SpaceX stock crash: market reconsiders bet on AI

On Wednesday, July 15, SpaceX shares fell below the offering price of $135 per share for the first time since their initial public offering, falling in price by almost half from their peak of $225.6 per share recorded on June 16.

The company’s market value is down $800 billion from its peak. Analysts attribute the sell-off to profit-taking by early shareholders and a reassessment of the high expectations that surrounded the company after its debut.

At the same time, the collapse of shares of American and Korean giants in the semiconductor industry continues. SK Hynix, Samsung Electronics, Seoul Semiconductor, LG Innotek, Micron, Intel lost from 4% to 11% of value per day.

Both episodes are part of a broader reassessment among investors about how hot investments in artificial intelligence infrastructure have become, according to analysts surveyed.

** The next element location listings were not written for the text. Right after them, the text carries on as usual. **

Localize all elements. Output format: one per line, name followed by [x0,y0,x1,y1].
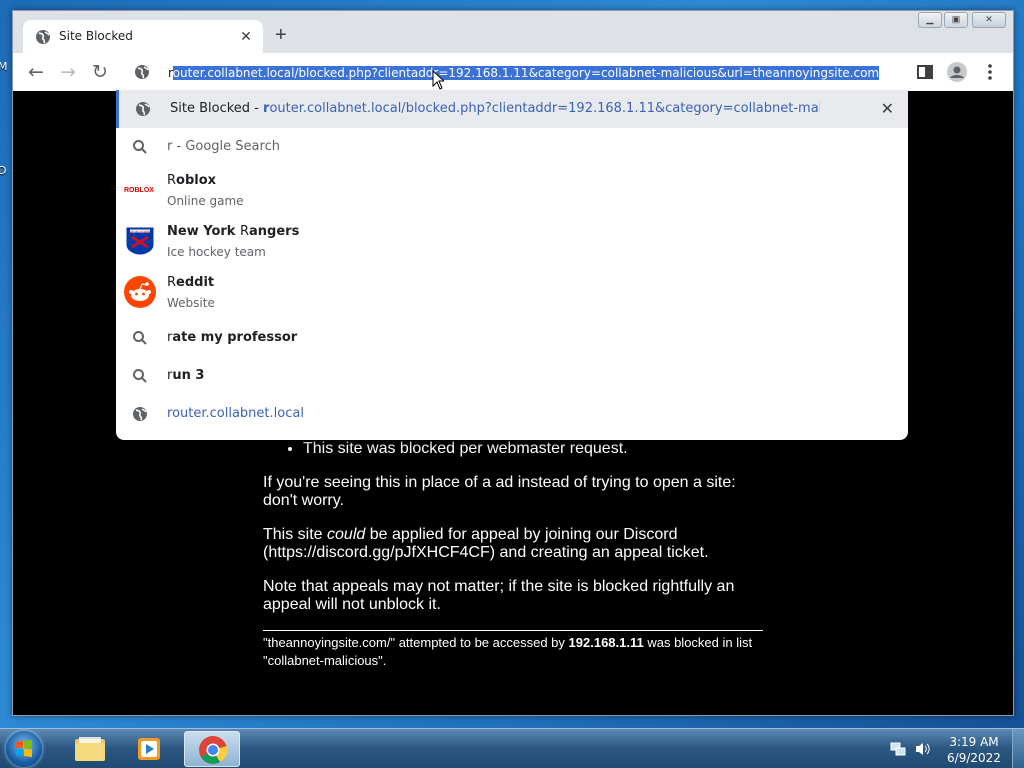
close-window-button[interactable]: ✕ [972,12,1006,28]
suggestion-subtitle: Ice hockey team [167,245,266,259]
title-bar: Site Blocked ✕ + ▁ ▣ ✕ [13,11,1013,53]
rangers-logo-icon: NEW YORK [125,226,155,256]
suggestion-subtitle: Online game [167,194,244,208]
reload-icon[interactable]: ↻ [89,61,111,83]
suggestion-reddit[interactable]: Reddit Website [116,268,908,319]
appeal-warning: Note that appeals may not matter; if the… [263,578,735,613]
back-icon[interactable]: ← [25,61,47,83]
url-input[interactable]: router.collabnet.local/blocked.php?clien… [168,64,893,82]
system-clock[interactable]: 3:19 AM 6/9/2022 [946,734,1002,766]
suggestion-text: ate my professor [172,330,298,345]
blocked-message: This site was blocked per webmaster requ… [263,440,763,670]
remove-suggestion-icon[interactable]: ✕ [881,99,894,118]
maximize-button[interactable]: ▣ [944,12,968,28]
toolbar: ← → ↻ router.collabnet.local/blocked.php… [13,53,1013,91]
appeal-emphasis: could [327,526,366,543]
client-ip: 192.168.1.11 [568,635,644,650]
suggestion-text: outer.collabnet.local [172,406,304,421]
start-button[interactable] [6,731,42,767]
reddit-logo-icon [124,276,156,308]
ad-note: If you're seeing this in place of a ad i… [263,474,736,509]
network-icon[interactable] [890,741,908,757]
suggestion-text: eddit [176,275,215,290]
desktop-icon-label[interactable]: D [0,164,6,177]
suggestion-search[interactable]: r - Google Search [116,128,908,166]
suggestion-search[interactable]: rate my professor [116,319,908,357]
suggestion-text: un 3 [172,368,205,383]
suggestion-text: angers [249,224,300,239]
chrome-taskbar-button[interactable] [184,731,240,767]
suggestion-roblox[interactable]: ROBLOX Roblox Online game [116,166,908,217]
mouse-cursor-icon [432,70,444,90]
globe-icon [36,30,50,44]
rangers-logo-text: NEW YORK [129,229,151,234]
block-reason: This site was blocked per webmaster requ… [303,440,763,458]
search-icon [133,331,147,345]
windows-logo-icon [16,740,32,757]
suggestion-typed-pre: New York [167,224,240,239]
footer-text-a: "theannoyingsite.com/" attempted to be a… [263,635,569,650]
suggestion-rangers[interactable]: NEW YORK New York Rangers Ice hockey tea… [116,217,908,268]
taskbar: 3:19 AM 6/9/2022 [0,728,1024,768]
suggestion-typed: R [167,173,177,188]
folder-icon [75,737,105,761]
suggestion-typed: R [239,224,250,239]
new-tab-icon[interactable]: + [275,25,287,45]
globe-icon [133,407,147,421]
suggestion-history[interactable]: Site Blocked - router.collabnet.local/bl… [116,90,908,128]
clock-time: 3:19 AM [949,735,999,749]
media-player-icon [138,738,160,760]
block-footer: "theannoyingsite.com/" attempted to be a… [263,630,763,670]
appeal-text-a: This site [263,526,328,543]
search-icon [133,140,147,154]
clock-date: 6/9/2022 [947,751,1001,765]
tab-site-blocked[interactable]: Site Blocked ✕ [23,20,263,53]
suggestion-url: outer.collabnet.local/blocked.php?client… [269,101,820,116]
explorer-taskbar-button[interactable] [62,731,118,767]
volume-icon[interactable] [914,741,932,757]
suggestion-text: - Google Search [172,139,280,154]
appeal-note: This site could be applied for appeal by… [263,526,763,562]
omnibox[interactable]: router.collabnet.local/blocked.php?clien… [116,53,908,91]
roblox-logo-icon: ROBLOX [124,187,154,194]
suggestion-search[interactable]: run 3 [116,357,908,395]
show-desktop-button[interactable] [1012,729,1024,768]
typed-text: r [168,66,173,80]
omnibox-suggestions: Site Blocked - router.collabnet.local/bl… [116,90,908,440]
side-panel-icon[interactable] [914,61,936,83]
globe-icon [136,102,150,116]
forward-icon[interactable]: → [57,61,79,83]
desktop-icon-label[interactable]: M [0,60,8,73]
media-player-taskbar-button[interactable] [122,731,178,767]
profile-icon[interactable] [946,61,968,83]
selected-autocomplete: outer.collabnet.local/blocked.php?client… [172,66,880,80]
suggestion-url[interactable]: router.collabnet.local [116,395,908,433]
suggestion-subtitle: Website [167,296,215,310]
close-tab-icon[interactable]: ✕ [237,27,255,45]
globe-icon [135,65,149,79]
minimize-button[interactable]: ▁ [918,12,942,28]
suggestion-typed: R [167,275,177,290]
menu-icon[interactable] [979,61,1001,83]
suggestion-separator: - [250,101,264,116]
chrome-icon [199,736,228,764]
tab-title: Site Blocked [59,29,133,43]
suggestion-text: oblox [176,173,217,188]
search-icon [133,369,147,383]
suggestion-title: Site Blocked [170,101,251,116]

Additional negative signals came from Governor Kathy Hochle’s temporary moratorium on new data center construction in New York State and reports that cloud company CoreWeave is considering hedging against future memory price declines.

At the same time, analysts call what is happening more likely to be profit-taking after a sharp rally than a sign of deterioration in the fundamental indicators of the industry: structural demand for memory chips for AI infrastructure, according to them, still outstrips supply.